I’ve been thinking a lot about age and mortality lately, and the shifts that have happened in my perceptions of the world as I start to see the first glimmerings of the light at the end of the tunnel that is my life.
Seriously…I look at all the unread books I own and wonder if I’ll live long enough to read them (definitely not, if I keep buying new ones). Things of that nature. Now my mom is in her 80’s; if I live as long as her I have plenty of time left. But I’m the age that my dad died at now. If I follow in his footsteps I don’t have long at all.
Anyway, I was thinking about blogging about these changes in attitude that creep up as we get older.
But I’m not sure if I should do it here, or if I should start a new blog. I’m not sure most of my readers really care about this stuff that they won’t have to worry about for 20 years or more.

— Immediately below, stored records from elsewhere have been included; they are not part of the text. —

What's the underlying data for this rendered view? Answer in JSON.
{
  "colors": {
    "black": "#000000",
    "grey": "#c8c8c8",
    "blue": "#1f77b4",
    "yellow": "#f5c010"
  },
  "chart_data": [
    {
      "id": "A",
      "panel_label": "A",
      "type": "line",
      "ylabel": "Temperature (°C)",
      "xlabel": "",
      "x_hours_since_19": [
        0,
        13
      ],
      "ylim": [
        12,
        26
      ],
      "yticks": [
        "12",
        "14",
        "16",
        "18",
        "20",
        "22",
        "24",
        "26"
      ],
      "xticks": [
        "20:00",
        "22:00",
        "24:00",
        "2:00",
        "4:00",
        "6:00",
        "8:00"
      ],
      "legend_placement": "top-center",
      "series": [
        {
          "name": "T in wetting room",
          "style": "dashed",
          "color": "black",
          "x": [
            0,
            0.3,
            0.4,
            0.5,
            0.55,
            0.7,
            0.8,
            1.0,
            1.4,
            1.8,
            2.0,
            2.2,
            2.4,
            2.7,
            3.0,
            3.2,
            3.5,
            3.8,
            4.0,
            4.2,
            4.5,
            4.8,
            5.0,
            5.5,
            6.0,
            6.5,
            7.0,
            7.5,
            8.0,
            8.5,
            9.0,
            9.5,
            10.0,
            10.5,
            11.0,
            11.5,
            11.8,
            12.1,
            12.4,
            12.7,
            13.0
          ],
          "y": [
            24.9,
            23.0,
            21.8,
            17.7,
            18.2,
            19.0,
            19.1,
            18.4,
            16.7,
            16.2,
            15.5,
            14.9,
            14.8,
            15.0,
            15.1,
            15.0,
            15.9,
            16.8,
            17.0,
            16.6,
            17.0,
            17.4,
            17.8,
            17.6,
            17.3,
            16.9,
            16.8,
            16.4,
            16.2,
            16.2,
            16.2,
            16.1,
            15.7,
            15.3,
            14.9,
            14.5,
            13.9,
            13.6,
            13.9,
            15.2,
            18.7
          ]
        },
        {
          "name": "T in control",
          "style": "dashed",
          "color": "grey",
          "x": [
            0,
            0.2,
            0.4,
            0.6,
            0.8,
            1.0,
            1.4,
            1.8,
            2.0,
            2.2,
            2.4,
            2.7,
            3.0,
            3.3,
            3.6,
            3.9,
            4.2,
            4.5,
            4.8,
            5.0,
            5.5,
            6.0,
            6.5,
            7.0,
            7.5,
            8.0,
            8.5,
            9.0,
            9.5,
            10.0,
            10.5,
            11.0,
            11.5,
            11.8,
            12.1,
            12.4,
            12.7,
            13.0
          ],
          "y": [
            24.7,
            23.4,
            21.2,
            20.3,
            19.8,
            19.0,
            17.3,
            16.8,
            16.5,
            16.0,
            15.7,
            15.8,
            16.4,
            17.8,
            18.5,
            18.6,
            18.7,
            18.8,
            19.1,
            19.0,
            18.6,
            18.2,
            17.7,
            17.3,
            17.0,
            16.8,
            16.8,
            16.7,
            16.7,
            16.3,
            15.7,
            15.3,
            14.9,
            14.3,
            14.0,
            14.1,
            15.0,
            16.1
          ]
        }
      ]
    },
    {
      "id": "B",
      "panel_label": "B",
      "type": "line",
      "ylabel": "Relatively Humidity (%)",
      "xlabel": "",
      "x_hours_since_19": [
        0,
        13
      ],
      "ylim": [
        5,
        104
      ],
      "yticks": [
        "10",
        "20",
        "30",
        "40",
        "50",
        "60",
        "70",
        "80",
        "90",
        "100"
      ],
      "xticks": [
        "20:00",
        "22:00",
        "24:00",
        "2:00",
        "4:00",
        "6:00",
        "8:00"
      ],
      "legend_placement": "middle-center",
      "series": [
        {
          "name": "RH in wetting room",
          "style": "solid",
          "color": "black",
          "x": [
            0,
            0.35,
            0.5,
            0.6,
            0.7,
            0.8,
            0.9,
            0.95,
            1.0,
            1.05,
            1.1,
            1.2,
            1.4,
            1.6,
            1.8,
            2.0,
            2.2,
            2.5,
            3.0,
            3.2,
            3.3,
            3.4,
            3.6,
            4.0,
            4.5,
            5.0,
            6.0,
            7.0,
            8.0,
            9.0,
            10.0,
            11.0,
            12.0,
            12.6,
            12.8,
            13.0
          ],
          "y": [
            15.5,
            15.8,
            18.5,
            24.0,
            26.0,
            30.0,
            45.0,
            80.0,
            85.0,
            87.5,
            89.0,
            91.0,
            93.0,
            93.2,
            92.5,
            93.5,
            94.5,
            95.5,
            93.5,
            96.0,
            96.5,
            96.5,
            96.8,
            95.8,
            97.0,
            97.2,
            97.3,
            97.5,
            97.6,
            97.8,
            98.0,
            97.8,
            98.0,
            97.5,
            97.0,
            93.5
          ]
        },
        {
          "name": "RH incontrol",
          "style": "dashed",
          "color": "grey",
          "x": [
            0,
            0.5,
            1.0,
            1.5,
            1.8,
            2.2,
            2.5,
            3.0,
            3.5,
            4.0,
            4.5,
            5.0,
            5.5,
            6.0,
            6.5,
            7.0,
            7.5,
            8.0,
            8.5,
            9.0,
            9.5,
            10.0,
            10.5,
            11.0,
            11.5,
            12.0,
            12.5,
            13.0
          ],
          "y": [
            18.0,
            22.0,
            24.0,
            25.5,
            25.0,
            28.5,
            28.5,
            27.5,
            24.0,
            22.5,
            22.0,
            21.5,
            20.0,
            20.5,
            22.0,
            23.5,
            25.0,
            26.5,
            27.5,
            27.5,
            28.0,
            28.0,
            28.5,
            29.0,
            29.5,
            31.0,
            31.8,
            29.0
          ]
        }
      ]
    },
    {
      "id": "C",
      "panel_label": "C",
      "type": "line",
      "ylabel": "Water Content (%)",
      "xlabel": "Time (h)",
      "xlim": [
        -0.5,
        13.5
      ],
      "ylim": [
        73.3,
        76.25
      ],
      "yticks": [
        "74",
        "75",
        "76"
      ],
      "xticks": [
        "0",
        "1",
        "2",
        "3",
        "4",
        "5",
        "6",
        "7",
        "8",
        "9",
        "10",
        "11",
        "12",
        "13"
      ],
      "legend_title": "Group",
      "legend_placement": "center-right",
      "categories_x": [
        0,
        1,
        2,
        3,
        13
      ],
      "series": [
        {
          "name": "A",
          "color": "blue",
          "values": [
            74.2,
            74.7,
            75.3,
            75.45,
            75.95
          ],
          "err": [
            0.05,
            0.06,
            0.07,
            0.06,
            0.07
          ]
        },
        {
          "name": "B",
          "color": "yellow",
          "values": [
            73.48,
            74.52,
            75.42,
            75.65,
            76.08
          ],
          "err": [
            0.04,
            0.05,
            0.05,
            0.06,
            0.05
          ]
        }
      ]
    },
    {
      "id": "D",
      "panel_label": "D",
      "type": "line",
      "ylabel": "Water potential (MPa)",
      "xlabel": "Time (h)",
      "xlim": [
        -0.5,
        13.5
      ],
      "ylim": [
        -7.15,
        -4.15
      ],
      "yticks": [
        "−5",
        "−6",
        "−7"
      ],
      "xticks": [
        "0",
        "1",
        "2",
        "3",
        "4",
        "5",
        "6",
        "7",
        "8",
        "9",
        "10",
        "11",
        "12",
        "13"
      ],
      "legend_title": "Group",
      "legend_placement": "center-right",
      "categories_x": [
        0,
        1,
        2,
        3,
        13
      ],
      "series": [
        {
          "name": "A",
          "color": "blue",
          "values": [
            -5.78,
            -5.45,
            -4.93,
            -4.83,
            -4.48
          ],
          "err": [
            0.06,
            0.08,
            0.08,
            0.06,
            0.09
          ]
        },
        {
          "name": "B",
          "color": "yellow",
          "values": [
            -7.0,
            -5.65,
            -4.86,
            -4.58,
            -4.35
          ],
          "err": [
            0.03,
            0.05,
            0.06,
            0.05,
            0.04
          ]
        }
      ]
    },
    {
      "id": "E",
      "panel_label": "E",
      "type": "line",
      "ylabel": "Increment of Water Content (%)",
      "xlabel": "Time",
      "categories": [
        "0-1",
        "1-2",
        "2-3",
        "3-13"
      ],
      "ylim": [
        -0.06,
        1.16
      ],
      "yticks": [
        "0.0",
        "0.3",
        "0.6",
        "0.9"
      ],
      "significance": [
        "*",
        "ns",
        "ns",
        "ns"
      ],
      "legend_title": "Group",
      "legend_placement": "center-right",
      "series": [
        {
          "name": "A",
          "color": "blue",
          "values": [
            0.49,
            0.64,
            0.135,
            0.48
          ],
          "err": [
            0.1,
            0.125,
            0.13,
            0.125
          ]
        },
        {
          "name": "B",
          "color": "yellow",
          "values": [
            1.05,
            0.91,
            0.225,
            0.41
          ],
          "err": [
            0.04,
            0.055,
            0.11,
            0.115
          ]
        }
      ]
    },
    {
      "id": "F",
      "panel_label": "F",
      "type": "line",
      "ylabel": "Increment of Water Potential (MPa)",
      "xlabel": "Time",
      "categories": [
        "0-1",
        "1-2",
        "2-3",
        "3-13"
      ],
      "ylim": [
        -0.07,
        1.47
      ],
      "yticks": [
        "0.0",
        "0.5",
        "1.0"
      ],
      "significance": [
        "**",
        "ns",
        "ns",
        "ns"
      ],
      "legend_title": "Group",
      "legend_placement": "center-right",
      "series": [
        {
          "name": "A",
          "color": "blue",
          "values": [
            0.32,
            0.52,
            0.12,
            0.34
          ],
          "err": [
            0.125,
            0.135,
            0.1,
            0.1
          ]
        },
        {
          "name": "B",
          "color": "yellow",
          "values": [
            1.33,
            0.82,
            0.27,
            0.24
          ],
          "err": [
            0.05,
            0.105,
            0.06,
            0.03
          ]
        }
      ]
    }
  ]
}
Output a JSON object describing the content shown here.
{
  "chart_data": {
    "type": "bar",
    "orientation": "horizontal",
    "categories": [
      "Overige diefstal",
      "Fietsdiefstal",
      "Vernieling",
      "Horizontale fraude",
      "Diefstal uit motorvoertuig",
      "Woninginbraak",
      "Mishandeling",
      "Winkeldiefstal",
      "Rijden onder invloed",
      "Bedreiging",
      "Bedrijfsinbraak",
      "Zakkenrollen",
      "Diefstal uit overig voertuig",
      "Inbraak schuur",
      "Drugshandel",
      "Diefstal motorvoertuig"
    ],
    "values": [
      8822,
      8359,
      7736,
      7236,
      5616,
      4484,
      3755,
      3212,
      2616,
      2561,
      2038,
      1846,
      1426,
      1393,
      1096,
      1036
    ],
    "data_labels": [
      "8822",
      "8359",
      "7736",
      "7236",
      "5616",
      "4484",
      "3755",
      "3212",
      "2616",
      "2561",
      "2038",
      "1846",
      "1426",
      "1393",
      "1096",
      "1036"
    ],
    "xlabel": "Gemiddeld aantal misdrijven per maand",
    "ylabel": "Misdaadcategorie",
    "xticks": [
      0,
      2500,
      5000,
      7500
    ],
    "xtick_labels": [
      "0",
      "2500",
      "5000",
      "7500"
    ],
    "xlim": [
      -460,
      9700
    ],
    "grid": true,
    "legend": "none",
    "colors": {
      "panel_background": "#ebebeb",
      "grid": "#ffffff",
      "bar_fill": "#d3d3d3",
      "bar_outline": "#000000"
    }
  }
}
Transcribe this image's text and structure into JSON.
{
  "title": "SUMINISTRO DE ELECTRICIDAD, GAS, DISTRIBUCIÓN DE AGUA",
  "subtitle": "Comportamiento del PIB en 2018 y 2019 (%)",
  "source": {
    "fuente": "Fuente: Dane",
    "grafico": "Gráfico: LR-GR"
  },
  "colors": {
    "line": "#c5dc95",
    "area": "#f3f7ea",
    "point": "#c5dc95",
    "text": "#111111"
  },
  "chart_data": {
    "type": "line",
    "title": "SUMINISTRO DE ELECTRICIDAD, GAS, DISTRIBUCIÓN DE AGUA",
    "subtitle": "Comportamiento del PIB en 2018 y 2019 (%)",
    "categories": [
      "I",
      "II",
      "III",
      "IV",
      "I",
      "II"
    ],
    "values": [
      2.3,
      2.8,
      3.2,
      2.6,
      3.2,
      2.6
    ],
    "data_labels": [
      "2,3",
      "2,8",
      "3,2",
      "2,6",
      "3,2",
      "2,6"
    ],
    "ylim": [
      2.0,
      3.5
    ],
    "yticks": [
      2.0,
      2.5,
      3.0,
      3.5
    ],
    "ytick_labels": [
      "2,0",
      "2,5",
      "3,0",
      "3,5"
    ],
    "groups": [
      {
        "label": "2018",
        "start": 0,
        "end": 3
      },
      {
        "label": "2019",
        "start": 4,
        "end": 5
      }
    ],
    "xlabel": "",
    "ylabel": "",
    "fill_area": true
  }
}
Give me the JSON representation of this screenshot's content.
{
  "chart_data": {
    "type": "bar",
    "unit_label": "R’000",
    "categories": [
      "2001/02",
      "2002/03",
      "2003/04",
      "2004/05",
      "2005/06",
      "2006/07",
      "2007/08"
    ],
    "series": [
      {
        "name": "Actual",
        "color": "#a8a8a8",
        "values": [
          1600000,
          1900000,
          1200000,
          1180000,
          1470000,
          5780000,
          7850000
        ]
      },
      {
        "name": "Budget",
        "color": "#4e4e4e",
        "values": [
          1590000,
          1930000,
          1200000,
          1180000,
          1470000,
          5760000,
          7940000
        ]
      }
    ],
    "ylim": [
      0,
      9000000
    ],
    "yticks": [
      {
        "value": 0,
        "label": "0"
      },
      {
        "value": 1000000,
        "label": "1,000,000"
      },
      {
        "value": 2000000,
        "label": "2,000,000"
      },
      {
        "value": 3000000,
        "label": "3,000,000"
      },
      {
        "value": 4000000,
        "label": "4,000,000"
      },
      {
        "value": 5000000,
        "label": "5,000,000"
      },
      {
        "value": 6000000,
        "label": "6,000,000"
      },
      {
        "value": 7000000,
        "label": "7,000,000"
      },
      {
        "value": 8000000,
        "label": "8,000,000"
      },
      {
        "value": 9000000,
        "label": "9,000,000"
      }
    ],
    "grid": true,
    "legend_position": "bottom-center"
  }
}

I think, once I’m gone, that it might be interesting to read an online journal of a person slowly coming to grips with mortality and then passing on. Jeez, that sounds really morbid and I don’t mean it to be at all. But I wonder if other people think the same things I do.
Y’know the old “You kids get off my lawn” attitude that we joke about…that’s becoming reality for me, in a way. I find it interesting, when I can look at it dispassionately.
Anyway, what do you readers think? Do it here or keep it separate from all the gaming and puppy talk?